By Collin Brooks
Classes at David Crockett participated in a STREAM day on Dec. 14, a day that brought together different classes from the science, technology, reading, engineering, art and math realms in order to collaborate for a day.
“It’s about all of the classes having a common theme, even if it’s just for a day,” said David Crockett Biology teacher Twana McKinney, who helped put the day together. “It’s just an opportunity for them to leave the classroom and apply the techniques that they have learned.”
One of the more unique pairs was Hope Pritchard’s Spanish class and Mark Good’s construction class. The two classes collaborated on a small table that was built from old pieces of the David Crockett basketball floor and featured Talavera tiles.
Pritchard’s class learned about the hand painted tiles from Mexico before helping to lay them on the table which the construction class made Good said.
“We can see an opportunity for an ongoing relationship,” Good said.
The construction class also made a human bubble — which was formed when a rope with a hula hoop was pulled from a tire filled with bubbles.
David Crockett computer and design teacher Guy McAmis hosted a former student, Daniel Silvers, who presented some information about the ETSU digital media program, which he will graduate from in the spring.
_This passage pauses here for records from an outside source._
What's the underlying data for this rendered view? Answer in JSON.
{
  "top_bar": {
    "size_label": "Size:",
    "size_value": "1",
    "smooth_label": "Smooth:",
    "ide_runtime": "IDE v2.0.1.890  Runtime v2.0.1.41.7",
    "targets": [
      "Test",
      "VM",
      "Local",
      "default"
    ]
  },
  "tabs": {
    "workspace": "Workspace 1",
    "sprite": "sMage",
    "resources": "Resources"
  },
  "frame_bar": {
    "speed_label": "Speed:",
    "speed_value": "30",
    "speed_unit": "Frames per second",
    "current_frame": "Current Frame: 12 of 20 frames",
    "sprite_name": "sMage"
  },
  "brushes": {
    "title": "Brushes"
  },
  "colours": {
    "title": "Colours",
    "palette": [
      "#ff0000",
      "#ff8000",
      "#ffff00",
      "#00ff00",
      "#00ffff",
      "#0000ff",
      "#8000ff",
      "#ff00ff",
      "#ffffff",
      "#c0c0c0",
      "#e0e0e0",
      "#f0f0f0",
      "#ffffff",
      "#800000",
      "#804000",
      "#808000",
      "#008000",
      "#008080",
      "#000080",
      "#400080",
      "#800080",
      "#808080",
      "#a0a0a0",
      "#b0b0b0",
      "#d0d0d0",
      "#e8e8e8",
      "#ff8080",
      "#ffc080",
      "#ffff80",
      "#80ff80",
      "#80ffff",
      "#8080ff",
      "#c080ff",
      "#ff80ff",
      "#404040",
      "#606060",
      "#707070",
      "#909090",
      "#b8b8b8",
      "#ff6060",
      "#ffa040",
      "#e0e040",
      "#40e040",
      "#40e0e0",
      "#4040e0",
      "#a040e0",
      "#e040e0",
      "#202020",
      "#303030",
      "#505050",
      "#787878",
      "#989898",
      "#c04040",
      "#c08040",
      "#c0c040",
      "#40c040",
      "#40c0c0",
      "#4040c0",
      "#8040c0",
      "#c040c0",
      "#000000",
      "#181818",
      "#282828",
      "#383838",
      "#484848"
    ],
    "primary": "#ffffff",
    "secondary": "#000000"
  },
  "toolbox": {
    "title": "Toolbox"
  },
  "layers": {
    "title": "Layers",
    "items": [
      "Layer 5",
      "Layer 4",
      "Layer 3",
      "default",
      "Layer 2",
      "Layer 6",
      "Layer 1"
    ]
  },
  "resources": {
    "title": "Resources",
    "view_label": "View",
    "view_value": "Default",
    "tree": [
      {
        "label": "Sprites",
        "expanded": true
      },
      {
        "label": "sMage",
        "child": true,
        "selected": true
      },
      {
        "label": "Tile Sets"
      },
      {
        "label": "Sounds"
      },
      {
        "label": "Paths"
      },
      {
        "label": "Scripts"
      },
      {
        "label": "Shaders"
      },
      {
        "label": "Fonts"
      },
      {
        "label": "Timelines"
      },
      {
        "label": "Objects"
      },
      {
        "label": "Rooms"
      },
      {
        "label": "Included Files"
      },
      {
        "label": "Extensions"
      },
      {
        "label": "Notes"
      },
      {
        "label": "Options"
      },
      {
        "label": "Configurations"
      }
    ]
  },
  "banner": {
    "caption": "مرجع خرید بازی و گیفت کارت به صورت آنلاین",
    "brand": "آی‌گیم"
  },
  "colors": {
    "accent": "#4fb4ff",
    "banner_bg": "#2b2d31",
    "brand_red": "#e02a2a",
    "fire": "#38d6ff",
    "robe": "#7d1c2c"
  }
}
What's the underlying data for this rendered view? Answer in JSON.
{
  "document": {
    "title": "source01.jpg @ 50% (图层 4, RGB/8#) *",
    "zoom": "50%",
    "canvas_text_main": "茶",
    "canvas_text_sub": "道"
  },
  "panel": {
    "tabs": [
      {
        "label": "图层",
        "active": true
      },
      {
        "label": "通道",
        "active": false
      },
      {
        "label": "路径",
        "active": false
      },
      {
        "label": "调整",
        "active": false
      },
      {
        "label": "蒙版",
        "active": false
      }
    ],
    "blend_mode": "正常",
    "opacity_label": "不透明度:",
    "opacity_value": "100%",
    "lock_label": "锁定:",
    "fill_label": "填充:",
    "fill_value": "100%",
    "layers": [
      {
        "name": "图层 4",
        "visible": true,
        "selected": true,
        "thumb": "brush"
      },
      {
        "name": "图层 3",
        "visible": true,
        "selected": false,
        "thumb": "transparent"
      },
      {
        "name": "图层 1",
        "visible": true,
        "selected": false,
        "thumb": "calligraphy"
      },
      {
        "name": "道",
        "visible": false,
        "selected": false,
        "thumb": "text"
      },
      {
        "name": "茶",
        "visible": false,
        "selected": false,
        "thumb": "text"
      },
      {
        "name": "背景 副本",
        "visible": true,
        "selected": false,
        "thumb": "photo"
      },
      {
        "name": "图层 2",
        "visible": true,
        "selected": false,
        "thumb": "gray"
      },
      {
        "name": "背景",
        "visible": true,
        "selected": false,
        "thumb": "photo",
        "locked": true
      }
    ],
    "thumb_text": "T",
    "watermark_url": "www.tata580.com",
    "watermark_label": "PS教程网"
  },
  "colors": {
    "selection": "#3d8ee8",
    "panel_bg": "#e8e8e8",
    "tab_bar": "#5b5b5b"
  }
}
McAmis said that he likes to introduce his students to an array of topics so that they might find something they want to pursue.
“What I like to do with my classes is I get about an inch deep and about five miles wide,” McAmis said. “My actual class is drafting, which is putting ideas on paper so people can build it. But I pull in kids that like to do video games or fashion design and all types of different kids, so I like to incorporate all kinds of different ideas in my class so that kids get a better idea of what is out there.”
Mathew Desjardins an academic advisor and adjunct faculty member at ETSU explored the different classrooms and presented STREAM from a computer science aspect, showing different physics, computer and businesses classes how they can use code.
“It’s just like a foreign language, the sooner that kid’s are exposed to it, the quicker they can pick it up,” Desjardins said. “It’s a way of thinking, so the sooner you expose them to coding, the more and more people are going to want to do it.”
But technology was also used in English classes, as Sharon Clark’s 11th grade class read stories on Chromebooks and then used science to predict how they thought the stories might end.
“They have really enjoyed it,” Clark said. “This shows us how everything interconnects and that it’s not just individual subjects.”
A probability and statistics class examined double stuffed Oreos to measure their filling, while geometry and forensic classes were also able to join one another as they investigated a crime scene with blood splatter to try and decipher how the crime happened.
“We measure in millimeters the length and the width and then we measure in angles to find out the angle of impact,” said math teacher Ginni Story. “When I told them that we were going to be investigating blood splatter, they asked “How we could use Geometry for that.”
“It’s amazing and intriguing to all of the students, including myself,” she said. “They are engaged and intrigued.”
Forensics teacher Cherie Wolfe said that students were surprised at everything that went into solving a crime scene.
“They are surprised about how much math is utilized in science,” Wolfe said. “But they are also getting a lot of knowledge and perspective about how that joins together and creates who did the crime.”
The A-part of STREAM stood for art, which is excluded during many other collaborative days. But David Crockett art teacher Kay Grogg said that a lot of art is based on science and where the pigments come from.
“A lot of times they would grind up the minerals to make paint,” Grogg said. “And then they would add it to the right type of binder and that took the right kind of chemistry to make sure they would stay together.”
“The idea of STREAM across campus was, no matter what acronym you used, every class incorporates this concept,” McKinney said.